An escape attempt on May 2, 1946 resulted in what became known as "The Battle of Alcatraz": Six men attempted to escape, but, seeing the odds against them, three turned back. The other three were killed by U.S. Marines stationed on the island.
No one ever escaped from Alcatraz. The legend that anyone did comes from an attempt on June 11, 1962: Armed robber Frank Morris, and bank-robbing brothers John and Clarence Anglin, made their way through a ventilation shaft, slid down a kitchen vent pipe, then climbed perimeter fences lined with barbed wire, before making their way to an inflated raft.
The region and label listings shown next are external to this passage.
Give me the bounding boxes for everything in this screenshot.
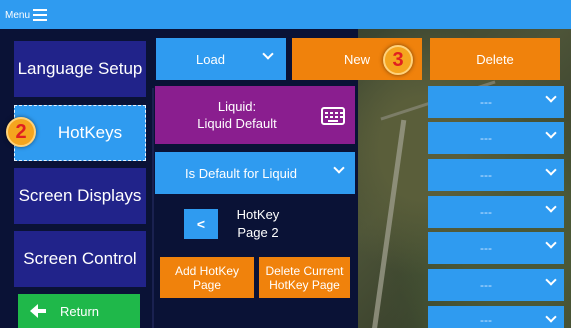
chevron-down-icon	[262, 48, 274, 60]
hotkey-slot-3[interactable]: ---	[428, 159, 564, 191]
load-dropdown[interactable]: Load	[156, 38, 286, 80]
sidebar-item-language-setup[interactable]: Language Setup	[14, 41, 146, 97]
default-for-liquid-label: Is Default for Liquid	[185, 165, 298, 181]
sidebar-item-label: HotKeys	[57, 123, 123, 142]
delete-current-hotkey-page-button[interactable]: Delete Current HotKey Page	[259, 257, 350, 298]
hamburger-icon	[33, 9, 48, 21]
hotkey-slot-6[interactable]: ---	[428, 269, 564, 301]
hotkey-slot-value: ---	[480, 313, 492, 327]
hotkey-slot-5[interactable]: ---	[428, 232, 564, 264]
chevron-down-icon	[333, 162, 345, 174]
return-label: Return	[60, 303, 100, 319]
delete-label: Delete	[476, 51, 514, 67]
liquid-selector[interactable]: Liquid: Liquid Default	[155, 86, 355, 144]
previous-page-label: <	[196, 216, 206, 232]
hotkey-slot-1[interactable]: ---	[428, 86, 564, 118]
add-hotkey-page-label: Add HotKey Page	[174, 263, 240, 292]
divider	[152, 88, 154, 328]
sidebar-item-label: Screen Control	[23, 249, 137, 268]
runway-shape	[370, 119, 407, 328]
menu-button[interactable]: Menu	[5, 7, 48, 23]
menu-label: Menu	[5, 9, 31, 21]
chevron-down-icon	[545, 237, 557, 249]
delete-button[interactable]: Delete	[430, 38, 560, 80]
new-label: New	[343, 51, 370, 67]
sidebar-item-screen-control[interactable]: Screen Control	[14, 231, 146, 287]
load-label: Load	[196, 51, 225, 67]
hotkey-slot-7[interactable]: ---	[428, 306, 564, 328]
chevron-down-icon	[545, 311, 557, 323]
chevron-down-icon	[545, 201, 557, 213]
hotkey-slot-2[interactable]: ---	[428, 122, 564, 154]
chevron-down-icon	[545, 164, 557, 176]
chevron-down-icon	[545, 91, 557, 103]
top-bar: Menu	[0, 0, 571, 29]
hotkey-slot-value: ---	[480, 278, 492, 292]
step-badge-2: 2	[6, 117, 36, 147]
hotkey-slot-value: ---	[480, 131, 492, 145]
add-hotkey-page-button[interactable]: Add HotKey Page	[160, 257, 254, 298]
hotkey-slot-value: ---	[480, 168, 492, 182]
liquid-line2: Liquid Default	[197, 116, 277, 131]
chevron-down-icon	[545, 274, 557, 286]
hotkey-slot-4[interactable]: ---	[428, 196, 564, 228]
sidebar-item-label: Screen Displays	[18, 186, 142, 205]
sidebar-item-label: Language Setup	[17, 59, 143, 78]
arrow-left-icon	[30, 304, 46, 318]
delete-current-hotkey-page-label: Delete Current HotKey Page	[265, 263, 344, 292]
hotkey-slot-value: ---	[480, 205, 492, 219]
hotkey-slot-value: ---	[480, 95, 492, 109]
hotkey-page-line2: Page 2	[237, 225, 279, 240]
hotkey-slot-value: ---	[480, 241, 492, 255]
keyboard-icon	[321, 107, 345, 125]
sidebar-item-screen-displays[interactable]: Screen Displays	[14, 168, 146, 224]
hotkey-page-line1: HotKey	[236, 207, 280, 222]
previous-page-button[interactable]: <	[184, 209, 218, 239]
hotkey-page-label: HotKey Page 2	[226, 206, 290, 242]
step-badge-3: 3	[383, 45, 413, 75]
chevron-down-icon	[545, 127, 557, 139]
return-button[interactable]: Return	[18, 294, 140, 328]
default-for-liquid-dropdown[interactable]: Is Default for Liquid	[155, 152, 355, 194]
liquid-line1: Liquid:	[217, 99, 257, 114]
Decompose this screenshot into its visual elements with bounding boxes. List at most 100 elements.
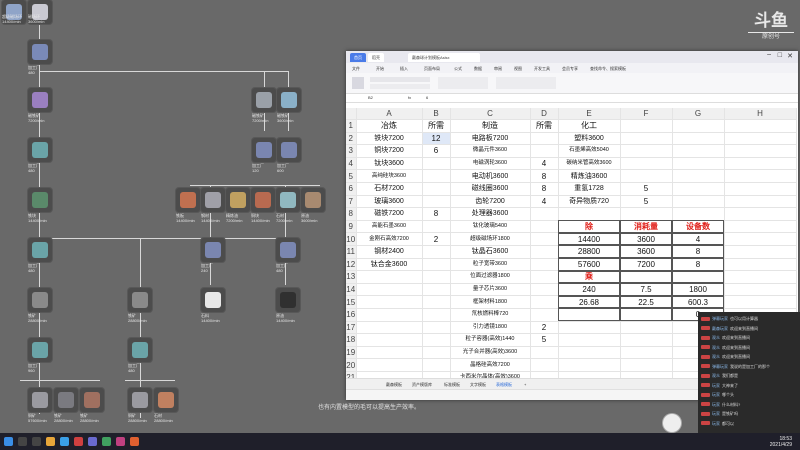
row-number[interactable]: 14 <box>346 283 357 297</box>
cell[interactable] <box>620 321 673 335</box>
cell[interactable]: 精炼油3600 <box>558 169 621 183</box>
cell[interactable]: 磁铁7200 <box>356 207 423 221</box>
item-node[interactable] <box>176 188 200 212</box>
row-number[interactable]: 17 <box>346 321 357 335</box>
cell[interactable]: 冶炼 <box>356 119 423 133</box>
close-icon[interactable]: ✕ <box>787 52 793 60</box>
item-node[interactable] <box>54 388 78 412</box>
item-node[interactable] <box>28 88 52 112</box>
cell[interactable] <box>620 346 673 360</box>
ribbon-item[interactable]: 文件 <box>352 66 360 72</box>
cell[interactable]: 氘核燃料棒720 <box>450 308 531 322</box>
cell[interactable]: 4 <box>530 157 559 171</box>
cell[interactable] <box>620 308 673 322</box>
cell[interactable] <box>422 195 451 209</box>
cell[interactable]: 600.3 <box>672 295 725 309</box>
chat-username[interactable]: 观众 <box>712 335 720 340</box>
cell[interactable]: 钛块3600 <box>356 157 423 171</box>
column-header[interactable]: F <box>620 108 673 120</box>
cell[interactable] <box>558 308 621 322</box>
cell[interactable] <box>422 169 451 183</box>
cell[interactable]: 引力透镜1800 <box>450 321 531 335</box>
chat-username[interactable]: 玩家 <box>712 392 720 397</box>
chat-username[interactable]: 弹幕玩家 <box>712 364 728 369</box>
cell[interactable]: 设备数 <box>672 220 725 234</box>
factory-node[interactable] <box>28 238 52 262</box>
cell[interactable]: 22.5 <box>620 295 673 309</box>
ribbon-item[interactable]: 开发工具 <box>534 66 550 72</box>
cell[interactable]: 5 <box>620 195 673 209</box>
cell[interactable] <box>620 358 673 372</box>
cell[interactable] <box>530 144 559 158</box>
cell[interactable] <box>422 157 451 171</box>
cell[interactable] <box>724 258 797 272</box>
cell[interactable] <box>724 182 797 196</box>
factory-node[interactable] <box>277 138 301 162</box>
cell[interactable]: 制造 <box>450 119 531 133</box>
cell[interactable] <box>724 195 797 209</box>
app-icon[interactable] <box>88 437 97 446</box>
cell[interactable]: 4 <box>530 195 559 209</box>
cell[interactable]: 电动机3600 <box>450 169 531 183</box>
cell[interactable]: 处理器3600 <box>450 207 531 221</box>
cell[interactable] <box>558 358 621 372</box>
row-number[interactable]: 12 <box>346 258 357 272</box>
cell[interactable]: 28800 <box>558 245 621 259</box>
cell[interactable] <box>724 119 797 133</box>
cell[interactable]: 塑料3600 <box>558 132 621 146</box>
cell[interactable]: 碳纳米管高效3600 <box>558 157 621 171</box>
cell[interactable] <box>356 270 423 284</box>
item-node[interactable] <box>128 288 152 312</box>
item-node[interactable] <box>301 188 325 212</box>
cell[interactable]: 14400 <box>558 232 621 246</box>
cell[interactable] <box>672 144 725 158</box>
app-icon[interactable] <box>74 437 83 446</box>
cell[interactable] <box>724 144 797 158</box>
item-node[interactable] <box>252 88 276 112</box>
cell[interactable] <box>558 333 621 347</box>
item-node[interactable] <box>28 388 52 412</box>
column-header[interactable]: B <box>422 108 451 120</box>
cell[interactable] <box>530 245 559 259</box>
ribbon-item[interactable]: 公式 <box>454 66 462 72</box>
cell[interactable] <box>422 333 451 347</box>
ribbon-item[interactable]: 数据 <box>474 66 482 72</box>
cell[interactable]: 铜块7200 <box>356 144 423 158</box>
cell[interactable] <box>724 232 797 246</box>
cell[interactable]: 奇异物质720 <box>558 195 621 209</box>
ribbon-search[interactable]: 查找命令、搜索模板 <box>590 66 626 72</box>
cell[interactable]: 石墨烯高效5040 <box>558 144 621 158</box>
system-clock[interactable]: 18:53 2021/4/29 <box>770 436 792 448</box>
cell[interactable] <box>422 258 451 272</box>
column-header[interactable]: G <box>672 108 725 120</box>
ribbon-item[interactable]: 视图 <box>514 66 522 72</box>
cell[interactable] <box>672 207 725 221</box>
cell[interactable]: 26.68 <box>558 295 621 309</box>
cell[interactable] <box>724 220 797 234</box>
cell[interactable]: 7200 <box>620 258 673 272</box>
number-format[interactable] <box>496 77 556 89</box>
row-number[interactable]: 20 <box>346 358 357 372</box>
cell[interactable]: 所需 <box>422 119 451 133</box>
cell[interactable]: 磁线圈3600 <box>450 182 531 196</box>
cell[interactable] <box>422 245 451 259</box>
cell[interactable]: 铁块7200 <box>356 132 423 146</box>
item-node[interactable] <box>277 88 301 112</box>
row-number[interactable]: 4 <box>346 157 357 171</box>
row-number[interactable]: 8 <box>346 207 357 221</box>
sheet-tab[interactable]: 文字模板 <box>470 382 486 388</box>
task-view-icon[interactable] <box>32 437 41 446</box>
cell[interactable]: 5 <box>530 333 559 347</box>
cell[interactable]: 8 <box>672 245 725 259</box>
factory-node[interactable] <box>276 238 300 262</box>
font-select[interactable] <box>370 77 430 82</box>
row-number[interactable]: 7 <box>346 195 357 209</box>
tab-home[interactable]: 首页 <box>350 53 366 62</box>
cell[interactable]: 3600 <box>620 232 673 246</box>
row-number[interactable]: 15 <box>346 295 357 309</box>
tab-doc[interactable]: 稻壳 <box>368 53 384 62</box>
cell[interactable] <box>724 132 797 146</box>
cell[interactable] <box>672 270 725 284</box>
cell[interactable]: 钛晶石3600 <box>450 245 531 259</box>
cell[interactable]: 57600 <box>558 258 621 272</box>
They tried to reach Angel Island, 2 miles to the north.
On June 14, a U.S. Coast Guard cutter found a paddle about 200 yards off Angel Island. Later that day, in the same area, workers on a private boat found a wallet, whose contents suggested it belonged to one of the Anglins. On June 21, shreds of cloth believed to be remnants of the raft were found on a beach near the Golden Gate Bridge. The FBI's report stated, "The individuals' personal effects were the only belongings they had, and the men would have drowned before leaving them behind." The reason people still cling to the belief that the escape was successful is that the bodies were never found. They are likely at the bottom of the Bay.
A 1959 report indicated that the facility was over 3 times more expensive to run than the average American prison. The problem was made worse by the buildings' structural deterioration from exposure to salt spray, which would require $5 million to fix. Major repairs began in 1958, but by 1961, engineers considered the prison a lost cause. Attorney General Robert F. Kennedy submitted plans for a new maximum-security institution at Marion, Illinois. Alcatraz was closed on March 21, 1963, and its prisoners moved to other federal pens.
Alcatraz has been reopened as a public museum. It is one of San Francisco's major tourist attractions, operated by the National Park Service's Golden Gate National Recreation Area, attracting some 1.5 million visitors annually. Visitors arrive by boat and are given a tour of the cellhouse and island, and a slide show and audio narration with anecdotes from former inmates, guards and rangers on Alcatraz.